In conclusion the message emanating from this morning’s presentation and discussion was that although the overall FDI in Myanmar has slowed, Japanese FDI is at its highest level and Japan remains committed to supporting Myanmar’s economic development regardless of the political environment.
Recent Banking Reforms: Changing Landscape for Foreign Banks
The following update of the changing landscape was provided by some of the larger Foreign Banks that have current banking operations in Myanmar followed by a spirited and candid exchange of outlook and perspectives by both Foreign and Local Bank stakeholders.
Currently foreign banks are restricted to one branch, but they cite that the Central Bank of Myanmar (CBM) has indicated that by 2019 they will allow foreign banks to expand their branch network.

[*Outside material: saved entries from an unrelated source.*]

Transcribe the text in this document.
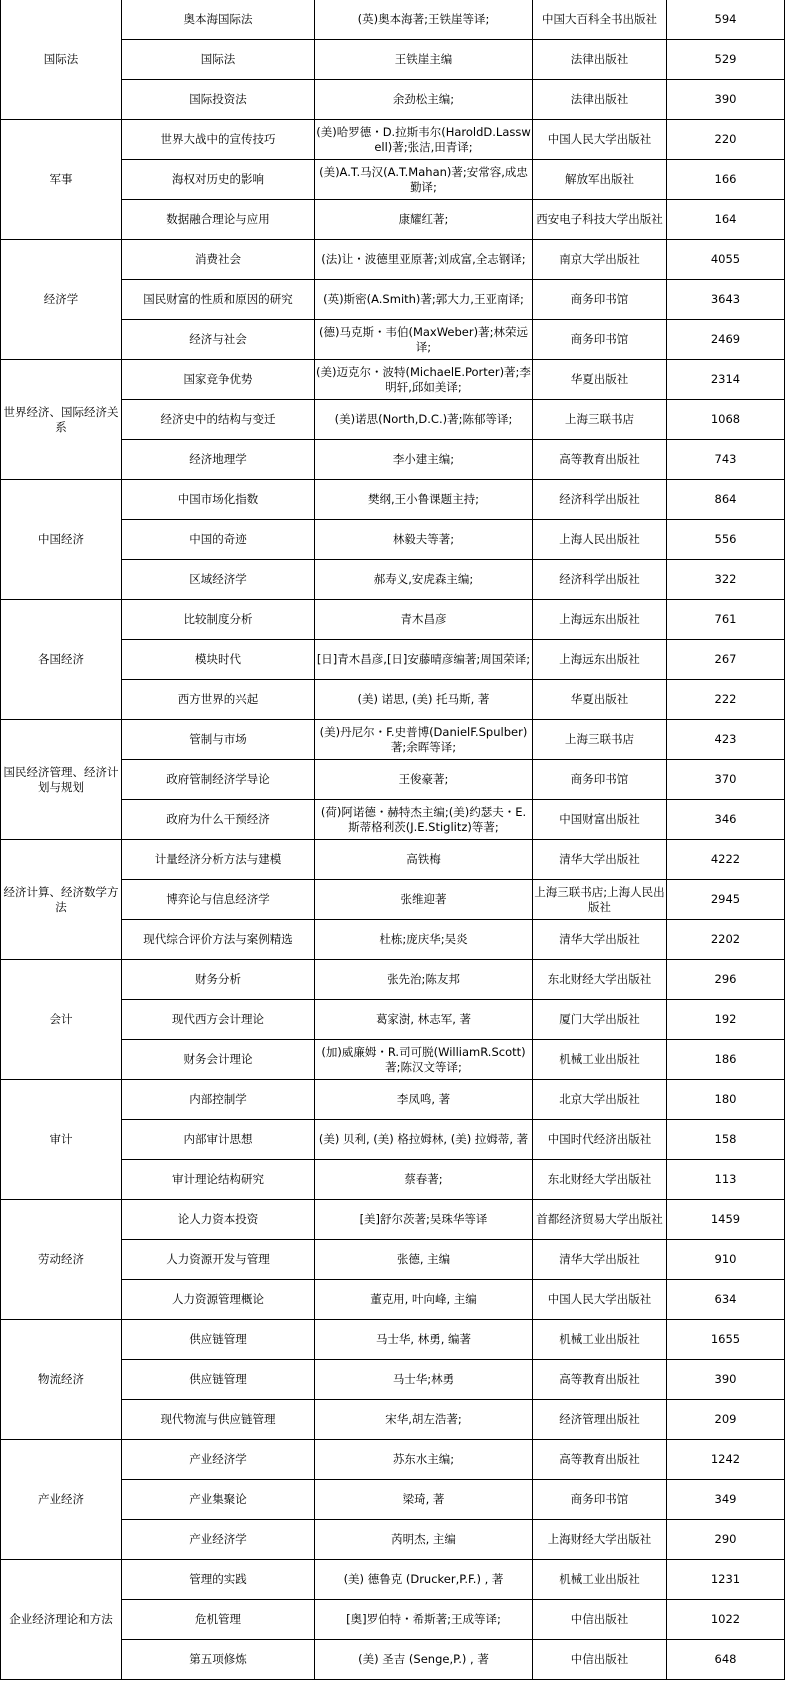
国际法	奥本海国际法	(英)奥本海著;王铁崖等译;	中国大百科全书出版社	594
	国际法	王铁崖主编	法律出版社	529
	国际投资法	余劲松主编;	法律出版社	390
军事	世界大战中的宣传技巧	(美)哈罗德・D.拉斯韦尔(HaroldD.Lasswell)著;张洁,田青译;	中国人民大学出版社	220
	海权对历史的影响	(美)A.T.马汉(A.T.Mahan)著;安常容,成忠勤译;	解放军出版社	166
	数据融合理论与应用	康耀红著;	西安电子科技大学出版社	164
经济学	消费社会	(法)让・波德里亚原著;刘成富,全志钢译;	南京大学出版社	4055
	国民财富的性质和原因的研究	(英)斯密(A.Smith)著;郭大力,王亚南译;	商务印书馆	3643
	经济与社会	(德)马克斯・韦伯(MaxWeber)著;林荣远译;	商务印书馆	2469
世界经济、国际经济关系	国家竞争优势	(美)迈克尔・波特(MichaelE.Porter)著;李明轩,邱如美译;	华夏出版社	2314
	经济史中的结构与变迁	(美)诺思(North,D.C.)著;陈郁等译;	上海三联书店	1068
	经济地理学	李小建主编;	高等教育出版社	743
中国经济	中国市场化指数	樊纲,王小鲁课题主持;	经济科学出版社	864
	中国的奇迹	林毅夫等著;	上海人民出版社	556
	区域经济学	郝寿义,安虎森主编;	经济科学出版社	322
各国经济	比较制度分析	青木昌彦	上海远东出版社	761
	模块时代	[日]青木昌彦,[日]安藤晴彦编著;周国荣译;	上海远东出版社	267
	西方世界的兴起	(美) 诺思, (美) 托马斯, 著	华夏出版社	222
国民经济管理、经济计划与规划	管制与市场	(美)丹尼尔・F.史普博(DanielF.Spulber)著;余晖等译;	上海三联书店	423
	政府管制经济学导论	王俊豪著;	商务印书馆	370
	政府为什么干预经济	(荷)阿诺德・赫特杰主编;(美)约瑟夫・E.斯蒂格利茨(J.E.Stiglitz)等著;	中国财富出版社	346
经济计算、经济数学方法	计量经济分析方法与建模	高铁梅	清华大学出版社	4222
	博弈论与信息经济学	张维迎著	上海三联书店;上海人民出版社	2945
	现代综合评价方法与案例精选	杜栋;庞庆华;吴炎	清华大学出版社	2202
会计	财务分析	张先治;陈友邦	东北财经大学出版社	296
	现代西方会计理论	葛家澍, 林志军, 著	厦门大学出版社	192
	财务会计理论	(加)威廉姆・R.司可脱(WilliamR.Scott)著;陈汉文等译;	机械工业出版社	186
审计	内部控制学	李凤鸣, 著	北京大学出版社	180
	内部审计思想	(美) 贝利, (美) 格拉姆林, (美) 拉姆蒂, 著	中国时代经济出版社	158
	审计理论结构研究	蔡春著;	东北财经大学出版社	113
劳动经济	论人力资本投资	[美]舒尔茨著;吴珠华等译	首都经济贸易大学出版社	1459
	人力资源开发与管理	张德, 主编	清华大学出版社	910
	人力资源管理概论	董克用, 叶向峰, 主编	中国人民大学出版社	634
物流经济	供应链管理	马士华, 林勇, 编著	机械工业出版社	1655
	供应链管理	马士华;林勇	高等教育出版社	390
	现代物流与供应链管理	宋华,胡左浩著;	经济管理出版社	209
产业经济	产业经济学	苏东水主编;	高等教育出版社	1242
	产业集聚论	梁琦, 著	商务印书馆	349
	产业经济学	芮明杰, 主编	上海财经大学出版社	290
企业经济理论和方法	管理的实践	(美) 德鲁克 (Drucker,P.F.) , 著	机械工业出版社	1231
	危机管理	[奥]罗伯特・希斯著;王成等译;	中信出版社	1022
	第五项修炼	(美) 圣吉 (Senge,P.) , 著	中信出版社	648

Until recently, foreign banks were only allowed to lend to foreign enterprises in foreign currency, but the recently passed CBM Directive No. (6/2018, November 8) permits foreign banks to lend to domestic businesses in Kyat and foreign currency. Interest rates for Kyat loans by foreign banks must abide by the maximum bank lending rate of 13%, however foreign currency loans may be priced at market rates. However other restrictions on foreign banks remain in force, such as not being allowed to accept immovable property such as land and buildings as collateral.
Furthermore, Foreign Banks are to date, not allowed to offer retail banking services such as personal savings accounts, money transfers and card services. Foreign banks are still not allowed to offer Kyat fixed deposit accounts but they may accept foreign currency deposits. Additionally, there remains no clarity on directives by the CBM on whether or not interest may be paid on foreign deposit accounts.
There was dis-agreement amongst the foreign and local bank stakeholders as to how the additional changes sought by foreign banks might adversely affect the local banks. Foreign bankers insist that due to their relatively conservative credit risk rating methodologies, most local businesses would not qualify for their credit products yet, however local bankers were concerned that they may lose Tier-1 customers to foreign banks as a result of these regulatory changes.
In conclusion all stakeholders agreed that the regulatory changes should in theory lower financing costs for the customer, however customers still face a burdensome collateral and interest rate environment, and thus further reforms are needed to realize the benefits of liberalization.
The Discussions thereafter adjourned, with much appreciation for this 2018 initiative and an expressed interest to look for resources to continue this initiative for 2019.